When the ACC begins negotiations next year on a new TV contract, the league will be in year six of its move to a 12-team, two-division superconference.
In many ways, the strength of that next deal will serve as a referendum on the ACC’s expansion, which added Miami, Virginia Tech and Boston College to the conference’s nine-team base five years ago.
“The next TV deal will be the proof in the pudding,” said Dan Radakovich, athletic director at ACC member Georgia Tech.
But Radakovich added: “For my school, I don’t see how we’re tangibly different than we were before expansion.”
For Virginia Tech, expansion was like hitting the lottery:
While the ACC’s nine holdovers have enjoyed modest revenue increases from the conference, the big winners have been the newcomers.

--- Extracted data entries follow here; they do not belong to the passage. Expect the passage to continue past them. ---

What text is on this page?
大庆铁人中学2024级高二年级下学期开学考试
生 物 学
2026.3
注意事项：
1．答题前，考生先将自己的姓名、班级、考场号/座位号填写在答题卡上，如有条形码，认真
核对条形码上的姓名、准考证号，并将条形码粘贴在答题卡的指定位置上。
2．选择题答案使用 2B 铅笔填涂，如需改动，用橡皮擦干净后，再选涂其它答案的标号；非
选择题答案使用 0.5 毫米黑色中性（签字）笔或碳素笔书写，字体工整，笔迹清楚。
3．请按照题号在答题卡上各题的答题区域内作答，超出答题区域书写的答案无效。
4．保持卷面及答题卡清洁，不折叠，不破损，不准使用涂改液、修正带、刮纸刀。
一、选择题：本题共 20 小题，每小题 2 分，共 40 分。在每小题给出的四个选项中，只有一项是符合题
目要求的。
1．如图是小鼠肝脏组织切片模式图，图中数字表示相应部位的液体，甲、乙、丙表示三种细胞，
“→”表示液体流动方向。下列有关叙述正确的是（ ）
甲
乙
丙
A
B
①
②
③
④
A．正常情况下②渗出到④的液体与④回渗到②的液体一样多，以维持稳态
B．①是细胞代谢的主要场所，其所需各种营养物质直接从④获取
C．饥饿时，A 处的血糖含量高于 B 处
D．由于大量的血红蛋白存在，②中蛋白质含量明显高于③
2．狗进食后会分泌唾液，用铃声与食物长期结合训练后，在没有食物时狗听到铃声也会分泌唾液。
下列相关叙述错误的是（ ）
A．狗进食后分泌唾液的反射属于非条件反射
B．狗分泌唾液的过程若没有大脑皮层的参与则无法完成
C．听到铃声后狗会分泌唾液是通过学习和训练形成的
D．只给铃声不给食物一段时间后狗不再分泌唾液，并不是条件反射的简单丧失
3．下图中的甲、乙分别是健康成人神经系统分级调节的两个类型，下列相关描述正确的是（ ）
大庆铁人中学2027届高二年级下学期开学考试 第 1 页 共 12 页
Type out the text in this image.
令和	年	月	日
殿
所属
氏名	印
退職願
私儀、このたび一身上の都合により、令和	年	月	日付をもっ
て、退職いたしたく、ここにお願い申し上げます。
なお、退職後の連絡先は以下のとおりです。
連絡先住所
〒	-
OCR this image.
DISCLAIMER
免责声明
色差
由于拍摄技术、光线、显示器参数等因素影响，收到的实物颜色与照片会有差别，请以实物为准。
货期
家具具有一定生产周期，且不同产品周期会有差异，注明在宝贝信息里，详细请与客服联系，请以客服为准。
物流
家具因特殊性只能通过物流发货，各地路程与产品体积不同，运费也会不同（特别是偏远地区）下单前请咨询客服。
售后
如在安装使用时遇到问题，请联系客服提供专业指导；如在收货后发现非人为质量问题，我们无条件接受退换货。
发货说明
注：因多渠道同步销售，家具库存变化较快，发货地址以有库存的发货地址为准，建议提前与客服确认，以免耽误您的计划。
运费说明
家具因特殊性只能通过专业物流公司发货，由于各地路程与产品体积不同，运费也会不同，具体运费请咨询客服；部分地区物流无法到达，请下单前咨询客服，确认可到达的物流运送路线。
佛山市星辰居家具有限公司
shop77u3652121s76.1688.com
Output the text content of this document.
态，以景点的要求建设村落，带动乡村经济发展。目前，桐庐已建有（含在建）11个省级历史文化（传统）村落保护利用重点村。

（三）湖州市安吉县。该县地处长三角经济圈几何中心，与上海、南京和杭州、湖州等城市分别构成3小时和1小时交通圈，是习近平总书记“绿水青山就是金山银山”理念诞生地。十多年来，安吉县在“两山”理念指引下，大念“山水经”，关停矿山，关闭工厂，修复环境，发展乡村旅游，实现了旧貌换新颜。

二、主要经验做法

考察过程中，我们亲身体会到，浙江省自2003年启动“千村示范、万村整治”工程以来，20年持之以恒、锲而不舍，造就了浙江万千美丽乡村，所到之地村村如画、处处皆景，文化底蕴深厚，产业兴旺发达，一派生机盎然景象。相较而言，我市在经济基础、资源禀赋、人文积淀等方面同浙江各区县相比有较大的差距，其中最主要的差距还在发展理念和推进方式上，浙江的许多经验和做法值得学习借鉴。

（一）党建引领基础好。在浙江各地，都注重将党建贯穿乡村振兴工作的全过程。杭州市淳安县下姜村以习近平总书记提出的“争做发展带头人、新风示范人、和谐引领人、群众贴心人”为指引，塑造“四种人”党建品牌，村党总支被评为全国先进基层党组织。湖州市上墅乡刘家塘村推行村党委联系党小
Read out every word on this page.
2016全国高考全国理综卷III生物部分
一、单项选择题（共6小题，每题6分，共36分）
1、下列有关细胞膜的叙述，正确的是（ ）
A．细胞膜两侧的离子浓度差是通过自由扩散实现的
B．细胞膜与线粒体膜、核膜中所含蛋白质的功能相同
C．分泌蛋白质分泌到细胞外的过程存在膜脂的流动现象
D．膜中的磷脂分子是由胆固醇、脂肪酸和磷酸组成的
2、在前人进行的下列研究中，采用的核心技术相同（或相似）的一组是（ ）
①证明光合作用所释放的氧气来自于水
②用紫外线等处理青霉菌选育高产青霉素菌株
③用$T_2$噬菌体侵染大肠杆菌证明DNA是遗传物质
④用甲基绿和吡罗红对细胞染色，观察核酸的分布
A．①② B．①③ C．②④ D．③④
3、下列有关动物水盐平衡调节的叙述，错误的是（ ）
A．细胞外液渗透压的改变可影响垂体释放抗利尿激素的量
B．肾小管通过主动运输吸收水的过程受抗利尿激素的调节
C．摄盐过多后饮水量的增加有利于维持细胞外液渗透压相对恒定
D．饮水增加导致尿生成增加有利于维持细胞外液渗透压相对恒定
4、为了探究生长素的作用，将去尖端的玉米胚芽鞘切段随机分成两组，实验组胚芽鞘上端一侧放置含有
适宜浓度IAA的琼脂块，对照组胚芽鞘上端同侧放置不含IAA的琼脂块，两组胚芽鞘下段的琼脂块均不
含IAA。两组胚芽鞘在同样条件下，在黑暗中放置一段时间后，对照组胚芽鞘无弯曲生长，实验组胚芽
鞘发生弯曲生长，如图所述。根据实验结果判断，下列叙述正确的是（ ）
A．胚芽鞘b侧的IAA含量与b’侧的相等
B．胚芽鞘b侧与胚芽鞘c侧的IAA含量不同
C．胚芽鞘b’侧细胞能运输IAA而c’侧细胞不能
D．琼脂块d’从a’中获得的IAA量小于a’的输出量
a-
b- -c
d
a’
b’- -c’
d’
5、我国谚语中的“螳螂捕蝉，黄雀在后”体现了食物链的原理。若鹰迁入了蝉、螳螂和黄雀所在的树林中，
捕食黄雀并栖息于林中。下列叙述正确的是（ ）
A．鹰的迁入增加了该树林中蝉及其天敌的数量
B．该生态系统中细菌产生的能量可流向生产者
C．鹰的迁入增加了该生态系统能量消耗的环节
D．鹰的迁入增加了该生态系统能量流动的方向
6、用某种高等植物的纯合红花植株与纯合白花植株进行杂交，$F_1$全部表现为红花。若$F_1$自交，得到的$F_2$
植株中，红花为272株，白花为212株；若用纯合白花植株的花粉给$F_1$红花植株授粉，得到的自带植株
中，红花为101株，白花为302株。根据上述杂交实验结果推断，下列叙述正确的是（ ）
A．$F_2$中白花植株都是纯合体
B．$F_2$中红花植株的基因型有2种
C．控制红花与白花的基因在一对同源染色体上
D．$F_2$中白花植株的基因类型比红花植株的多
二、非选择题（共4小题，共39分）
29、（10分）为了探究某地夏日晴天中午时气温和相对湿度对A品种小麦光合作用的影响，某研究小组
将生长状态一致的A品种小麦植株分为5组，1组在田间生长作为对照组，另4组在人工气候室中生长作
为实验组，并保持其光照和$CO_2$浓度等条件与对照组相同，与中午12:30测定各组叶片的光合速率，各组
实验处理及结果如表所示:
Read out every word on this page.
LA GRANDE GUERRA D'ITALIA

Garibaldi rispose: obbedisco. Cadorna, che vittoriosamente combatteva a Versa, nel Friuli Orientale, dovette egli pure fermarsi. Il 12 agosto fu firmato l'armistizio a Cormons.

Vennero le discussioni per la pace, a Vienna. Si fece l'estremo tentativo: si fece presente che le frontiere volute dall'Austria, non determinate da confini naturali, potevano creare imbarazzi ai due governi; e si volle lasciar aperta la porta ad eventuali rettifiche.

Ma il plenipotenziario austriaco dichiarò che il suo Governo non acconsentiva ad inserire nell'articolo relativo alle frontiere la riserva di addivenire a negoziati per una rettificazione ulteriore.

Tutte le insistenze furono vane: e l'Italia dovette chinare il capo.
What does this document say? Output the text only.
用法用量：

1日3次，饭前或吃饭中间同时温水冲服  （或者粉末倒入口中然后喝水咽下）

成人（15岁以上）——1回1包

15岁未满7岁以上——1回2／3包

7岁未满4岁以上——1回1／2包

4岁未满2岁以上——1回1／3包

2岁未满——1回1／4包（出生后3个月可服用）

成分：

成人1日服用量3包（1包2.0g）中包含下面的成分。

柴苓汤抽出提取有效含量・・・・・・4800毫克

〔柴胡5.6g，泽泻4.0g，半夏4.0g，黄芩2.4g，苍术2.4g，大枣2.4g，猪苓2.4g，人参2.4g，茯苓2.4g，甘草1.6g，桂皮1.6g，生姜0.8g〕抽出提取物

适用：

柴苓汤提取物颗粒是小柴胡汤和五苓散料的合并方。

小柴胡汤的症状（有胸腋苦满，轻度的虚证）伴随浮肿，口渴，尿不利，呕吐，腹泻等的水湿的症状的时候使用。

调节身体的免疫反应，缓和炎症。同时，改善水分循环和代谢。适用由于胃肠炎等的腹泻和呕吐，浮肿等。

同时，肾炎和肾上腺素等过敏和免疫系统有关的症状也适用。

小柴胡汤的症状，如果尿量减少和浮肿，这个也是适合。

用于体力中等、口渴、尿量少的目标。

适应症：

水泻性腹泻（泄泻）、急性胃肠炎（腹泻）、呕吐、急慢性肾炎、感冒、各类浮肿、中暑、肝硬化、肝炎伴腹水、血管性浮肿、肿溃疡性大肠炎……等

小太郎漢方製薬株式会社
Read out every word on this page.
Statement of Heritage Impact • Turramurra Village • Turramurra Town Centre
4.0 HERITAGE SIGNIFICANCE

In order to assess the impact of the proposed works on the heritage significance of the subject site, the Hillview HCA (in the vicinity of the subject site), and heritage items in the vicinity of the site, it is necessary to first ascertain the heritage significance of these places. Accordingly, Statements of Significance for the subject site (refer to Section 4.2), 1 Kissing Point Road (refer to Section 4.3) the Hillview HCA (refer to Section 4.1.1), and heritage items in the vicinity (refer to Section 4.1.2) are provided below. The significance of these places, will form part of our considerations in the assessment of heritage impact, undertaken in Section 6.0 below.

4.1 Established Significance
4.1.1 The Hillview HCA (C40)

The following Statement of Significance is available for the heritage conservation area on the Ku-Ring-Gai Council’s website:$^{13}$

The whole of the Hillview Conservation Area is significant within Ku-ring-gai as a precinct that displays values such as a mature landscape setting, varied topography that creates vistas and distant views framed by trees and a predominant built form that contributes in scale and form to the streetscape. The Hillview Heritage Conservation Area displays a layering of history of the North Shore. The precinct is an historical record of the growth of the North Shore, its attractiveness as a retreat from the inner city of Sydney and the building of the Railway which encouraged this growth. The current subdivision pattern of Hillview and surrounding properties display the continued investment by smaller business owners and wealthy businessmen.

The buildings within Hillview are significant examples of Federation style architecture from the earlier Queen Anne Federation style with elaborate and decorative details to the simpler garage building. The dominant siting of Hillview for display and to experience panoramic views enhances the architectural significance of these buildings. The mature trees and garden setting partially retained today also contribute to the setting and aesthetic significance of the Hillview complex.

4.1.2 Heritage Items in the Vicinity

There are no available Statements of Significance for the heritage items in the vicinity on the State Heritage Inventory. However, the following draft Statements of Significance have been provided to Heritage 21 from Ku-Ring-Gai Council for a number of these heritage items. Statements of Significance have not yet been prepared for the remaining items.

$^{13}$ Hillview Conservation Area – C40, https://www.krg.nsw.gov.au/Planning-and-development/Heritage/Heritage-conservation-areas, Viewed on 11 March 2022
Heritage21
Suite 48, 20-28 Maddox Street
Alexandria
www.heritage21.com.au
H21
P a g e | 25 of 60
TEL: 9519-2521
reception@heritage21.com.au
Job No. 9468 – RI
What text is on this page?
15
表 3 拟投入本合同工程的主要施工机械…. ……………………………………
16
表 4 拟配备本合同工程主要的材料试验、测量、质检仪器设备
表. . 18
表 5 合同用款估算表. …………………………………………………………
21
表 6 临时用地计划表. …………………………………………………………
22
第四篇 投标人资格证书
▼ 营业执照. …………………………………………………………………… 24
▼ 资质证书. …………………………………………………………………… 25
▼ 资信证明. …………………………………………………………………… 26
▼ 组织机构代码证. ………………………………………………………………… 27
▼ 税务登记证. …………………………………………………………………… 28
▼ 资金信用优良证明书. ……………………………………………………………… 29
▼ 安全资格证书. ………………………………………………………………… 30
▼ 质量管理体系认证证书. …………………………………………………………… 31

Virginia Tech has seen its conference revenue go from $6 million in fiscal 2004, its final year in the Big East, to nearly $12 million in fiscal 2007.
In addition to finding a more ideal fit with the ACC than the Big East, Virginia Tech has reaped financial rewards that have helped its football revenue sprout from $21 million to more than $40 million during that same time span. Ticket and luxury suite revenue provided the impetus for the football increases. Travel expenses decreased because “we basically went from an airplane league in the Big East to a bus league in the ACC,” Weaver said.
Former Duke AD Joe Aleva:
“From a Duke perspective, it didn’t enhance much at all,” said Alleva, who left Duke for LSU earlier this year. “From a scheduling department, I don’t think it was a good thing. We went from playing a rival like N.C. State twice a year in basketball as part of a round-robin format to playing them once a year for many years because they’re in a different division.
“The reason for expansion was football, to improve the league’s situation, to expand our footprint and enhance our TV market. From that standpoint, expansion has been very good. You want as many eyeballs watching as you can get.”